Thiané Ndiaye est une malade du cancer. Et son hospitalisation dans différentes structures hospitalières du pays l’ont amenée à se confier à l’écriture pour témoigner de la maladie mais aussi de l’accueil et de la prise en charge dans les hôpitaux du pays, synonymes de mouroirs selon elle.
 
Invitée de Seneweb radio ce vendredi, Thiané Ndiaye auteur du livre « Malades du cancer, l’œil d’une patiente » publié aux éditions l’Harmattan, à Dakar, décrit le chemin de croix parcouru par la patiente qu’elle est, entre différents centres hospitaliers du pays. Amputée d’un sein, elle a failli passer de vie à trépas à cause du laxisme dans les hôpitaux du pays. « Pour un pansement, il a fallu attendre 4 heures de temps. Je me tordais de douleur. Alors que ma sœur a monté les escaliers, pleurait et les suppliait de venir m’aider, ils étaient là, en train de prendre le petit déjeuner et de discuter.

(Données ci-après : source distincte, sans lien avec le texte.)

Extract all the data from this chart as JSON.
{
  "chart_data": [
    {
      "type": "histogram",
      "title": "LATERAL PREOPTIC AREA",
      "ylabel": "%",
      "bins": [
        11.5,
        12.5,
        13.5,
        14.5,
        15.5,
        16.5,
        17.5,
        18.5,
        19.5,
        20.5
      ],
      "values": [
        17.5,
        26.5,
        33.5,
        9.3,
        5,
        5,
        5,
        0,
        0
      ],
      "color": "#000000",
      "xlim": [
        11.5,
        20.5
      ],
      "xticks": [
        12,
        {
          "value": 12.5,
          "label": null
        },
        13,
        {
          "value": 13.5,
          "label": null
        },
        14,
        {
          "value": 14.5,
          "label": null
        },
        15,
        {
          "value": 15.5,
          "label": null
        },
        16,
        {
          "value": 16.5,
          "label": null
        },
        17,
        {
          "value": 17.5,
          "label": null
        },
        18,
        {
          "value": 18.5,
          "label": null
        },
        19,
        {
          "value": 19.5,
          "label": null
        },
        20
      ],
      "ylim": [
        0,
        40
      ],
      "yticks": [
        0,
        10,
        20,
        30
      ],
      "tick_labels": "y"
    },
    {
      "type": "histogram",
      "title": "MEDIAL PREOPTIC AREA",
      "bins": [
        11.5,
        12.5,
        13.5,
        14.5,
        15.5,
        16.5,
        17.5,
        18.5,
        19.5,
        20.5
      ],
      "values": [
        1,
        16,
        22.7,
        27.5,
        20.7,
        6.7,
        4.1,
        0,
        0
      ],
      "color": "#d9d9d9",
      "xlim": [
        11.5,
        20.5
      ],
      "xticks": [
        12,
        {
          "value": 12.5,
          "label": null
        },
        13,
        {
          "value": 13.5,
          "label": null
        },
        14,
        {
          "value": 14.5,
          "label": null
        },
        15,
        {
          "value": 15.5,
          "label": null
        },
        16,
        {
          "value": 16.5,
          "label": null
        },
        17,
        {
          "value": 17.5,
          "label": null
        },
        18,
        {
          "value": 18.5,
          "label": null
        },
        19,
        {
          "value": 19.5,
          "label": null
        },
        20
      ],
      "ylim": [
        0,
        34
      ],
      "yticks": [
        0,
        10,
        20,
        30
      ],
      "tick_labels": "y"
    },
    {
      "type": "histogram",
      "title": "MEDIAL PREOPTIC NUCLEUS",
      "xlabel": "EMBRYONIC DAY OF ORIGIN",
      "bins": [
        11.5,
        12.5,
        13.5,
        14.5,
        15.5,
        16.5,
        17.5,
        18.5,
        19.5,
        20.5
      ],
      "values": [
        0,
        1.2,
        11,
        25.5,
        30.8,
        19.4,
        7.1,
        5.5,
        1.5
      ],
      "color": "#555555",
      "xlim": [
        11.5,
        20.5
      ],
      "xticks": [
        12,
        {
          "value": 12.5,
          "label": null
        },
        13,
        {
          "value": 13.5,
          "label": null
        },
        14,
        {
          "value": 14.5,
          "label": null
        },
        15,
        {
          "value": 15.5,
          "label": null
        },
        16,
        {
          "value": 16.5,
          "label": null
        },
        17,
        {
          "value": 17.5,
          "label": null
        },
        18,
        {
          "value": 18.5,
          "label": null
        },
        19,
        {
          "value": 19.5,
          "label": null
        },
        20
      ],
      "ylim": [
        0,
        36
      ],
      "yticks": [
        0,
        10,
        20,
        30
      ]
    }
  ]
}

Comment on peut travailler à l’hôpital et être aussi insensible au sort des malades ? Il faut avoir de la compassion pour le patients, parce que ces gens sont payés pour faire ce travail », s’insurge-t-elle contre le personnel de santé de l’hôpital militaire de Ouakam, synonyme de déception au regard de l’image qu’elle avait de cet établissement sanitaire. « Quand la rigueur militaire cède le pas au laxisme », écrit-elle à la page 111 de son livre.
 
Thiané Ndiaye dit avoir vécu une situation quasi-similaire à l’hôpital Ibrahima Niass de Kaolack. « A la porte il y a les vigiles qui accueillent les malades et ça pose problème. A leur décharge, ils n’ont pas été formés pour accueillir les malades », déplore encore la professeure de philosophie au lycée Khar Kane de Gossas (centre).
 
« Il faut rendre la mammographie gratuite pour que les femmes puissent accéder à la chimiothérapie »
 
Quid de la prise en charge du cancer ? « Elle coûte des millions. Rien que pour qu’on vous diagnostique pour vous dire si vous avez effectivement le cancer ou pas, il vous faut dépenser entre 300 et 500 mille francs. En attendant la chimio. Et ça, ce n’est pas à la portée de tous les Sénégalais. J’ai dû emprunter 3 millions à la banque pour assurer ma prise en charge médicale », confie l’invitée de Seneweb qui appelle l’Etat, dans le cadre de la Couverture maladie universelle (Cmu), à rendre gratuite la mammographie qui coûte 40.000 frs dans le public et 60.000 frs, 80.000 voire 100.000 frs dans les structures privées.
 
« Si la chimio est gratuite, il devrait en être de même pour la mammographie, parce qu’avant la chimio, il faut faire une mammographie pour savoir si on a le cancer ou pas. Or, celle qui n’a pas les moyens de faire une mammo, ne peut pas accéder à la chimio. Donc, sa gratuité devrait davantage inciter les femmes à se faire consulter, parce qu’elles sauront qu’elles n’auront pas à débourser un centime », lance-t-elle à l’endroit des autorités de l’Etat.